After 9 years, ‘Fore!’ returns to the lakes course | News

NOTYears after its owner closed it, the Ahwatukee Lakes golf course partially reopened last week even as the next step in the long legal battle for its restoration remains unclear.

Handfuls of happy duffers roamed the restored nine holes and elongated driving range that reopened Feb. 1.

“It was awesome,” said Terry Duggan, president of Ahwatukee Golf Properties and a key assistant to Wilson Gee, a manager of the ALCR course owner.

“We average about 70 players,” Duggan said Sunday.

Players were partly lured by the price – $20 for the first nine-hole round and $10 for a second round. The cost of the driving range varies depending on the number of balls played by a golfer.

Duggan said the reaction has been largely favorable, although “some people say it’s not as good as it used to be”.

“They don’t understand,” he added. “We just overseeded and we have to go back and put in all the Bermuda grass in the summer, then the rye, then all open in September. So we still have a lot of work to do. We’re not even close to finishing.

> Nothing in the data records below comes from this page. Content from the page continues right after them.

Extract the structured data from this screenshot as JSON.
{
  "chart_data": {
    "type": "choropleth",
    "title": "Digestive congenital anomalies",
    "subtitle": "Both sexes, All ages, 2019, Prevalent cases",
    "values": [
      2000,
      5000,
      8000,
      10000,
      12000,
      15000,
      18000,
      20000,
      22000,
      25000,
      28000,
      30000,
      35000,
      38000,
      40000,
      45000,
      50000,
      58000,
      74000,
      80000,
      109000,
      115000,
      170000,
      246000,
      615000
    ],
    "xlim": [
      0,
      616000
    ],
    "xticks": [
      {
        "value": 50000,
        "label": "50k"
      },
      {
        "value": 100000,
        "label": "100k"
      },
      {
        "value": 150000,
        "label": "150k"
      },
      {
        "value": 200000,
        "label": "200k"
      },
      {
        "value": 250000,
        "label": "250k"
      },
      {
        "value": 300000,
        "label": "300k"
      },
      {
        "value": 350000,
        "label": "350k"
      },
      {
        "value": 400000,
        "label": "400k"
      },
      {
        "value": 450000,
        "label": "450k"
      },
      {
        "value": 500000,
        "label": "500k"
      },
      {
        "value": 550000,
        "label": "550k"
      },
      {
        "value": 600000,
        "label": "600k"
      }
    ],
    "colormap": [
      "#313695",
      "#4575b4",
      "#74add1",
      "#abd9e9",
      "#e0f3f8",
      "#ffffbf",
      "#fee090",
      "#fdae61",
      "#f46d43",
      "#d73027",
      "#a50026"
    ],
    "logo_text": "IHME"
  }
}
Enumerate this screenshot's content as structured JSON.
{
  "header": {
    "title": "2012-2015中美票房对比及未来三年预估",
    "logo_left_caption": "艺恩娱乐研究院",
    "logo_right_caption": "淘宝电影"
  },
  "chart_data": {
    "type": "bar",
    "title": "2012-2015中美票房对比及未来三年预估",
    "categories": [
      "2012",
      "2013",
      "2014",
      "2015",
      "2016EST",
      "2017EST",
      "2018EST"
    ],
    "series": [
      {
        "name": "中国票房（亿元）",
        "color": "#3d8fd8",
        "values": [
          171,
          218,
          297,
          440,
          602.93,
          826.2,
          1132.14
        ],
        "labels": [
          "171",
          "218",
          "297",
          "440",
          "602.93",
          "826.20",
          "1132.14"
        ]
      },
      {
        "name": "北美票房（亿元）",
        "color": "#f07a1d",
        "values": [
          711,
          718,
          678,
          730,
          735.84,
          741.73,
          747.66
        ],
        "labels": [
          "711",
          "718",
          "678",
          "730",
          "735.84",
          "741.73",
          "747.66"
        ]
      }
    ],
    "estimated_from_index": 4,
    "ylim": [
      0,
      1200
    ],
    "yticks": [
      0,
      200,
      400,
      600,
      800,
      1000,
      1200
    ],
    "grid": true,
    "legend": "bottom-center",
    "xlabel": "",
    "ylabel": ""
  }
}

Although the crowd was slightly young, he added, as no golf karts are allowed, Duggan said: “There are also older golfers, those who like to walk.”

Gee was eager to reopen and start recouping an investment he put in at around $800,000 – well short of the $5-6 million a golf expert testified in a 2018 trial was needed to restore the course and well below the $12 million that former semi-owner The True Lakes Company estimated reopening would cost.

Yet even as cries of “fore” echoed across the course, barren stretches of terrain bore witness to Duggan’s explanation that there was still a lot of work to be done.

They also recalled that the lawsuit filed by landlords Eileen Breslin and Linda Swain in 2014 is still ongoing after Superior Court Judge Sara Agne ordered Gee to deposit $500,000 with the court so that a special master may be paid to oversee restoration.

On February 10, Agne rejected the ALCR’s attempt to evade the $500,000 penalty and decided the company had to post it within 10 business days so the money could be used to hire a special master who will oversee the restoration of the course. The special master must be mutually agreeable to both parties or the judge will make the choice and it must be an individual

“who designs, builds or manages golf courses.”

Agne’s initial order last month came after owners’ attorney Tim Barnes persuaded the judge that the ALCR had breached the first of three deadlines another judge set in November 2020 after he ruled that the ALCR had disregarded another judge’s order to reinstate the executive course.

Barnes had alleged a host of shortcomings in the restoration work – including an insufficient number of trees, an unfilled lake only a semblance of a clubhouse that will not serve drinks or food – to claim that Gee had violated the directive from Judge Theodore Campagnolo to have a restoration plan in place by May 2021.

Campagnolo’s three delays carry stiff penalties — none of which go to the plaintiffs in the litigation.

It set a penalty of $500,000 if a restoration plan was not in place by May 2021; a $1.5 million penalty if work had not started by September 2021; and a $2 million fee if the course is not fully operational by September 2022.

Last summer, Gee proudly noted that he had already started work ahead of Campagnolo’s second deadline and would be heading ahead.

of schedule.

Gee also continues to claim, as he did under oath, that he did not need a formal restoration plan – a claim Barnes disputes.

While bypassing most of Barnes’ specific complaints, Agne’s order last month was suspended on the ALCR’s failure to obtain a leveling permit from the city of Phoenix.

Both Duggan and Gee testified that planners told them they did not need a permit, but Agne’s Feb. 10 ruling rejected their claim that a permit was not required.

They cannot directly appeal the decision to a higher court, although they can seek special action on behalf of the Arizona Court of Appeals, which does not have to review it.

Gee said so far he only has a soft reopening of the course and will do something big and special once all 18 holes are ready to play in September.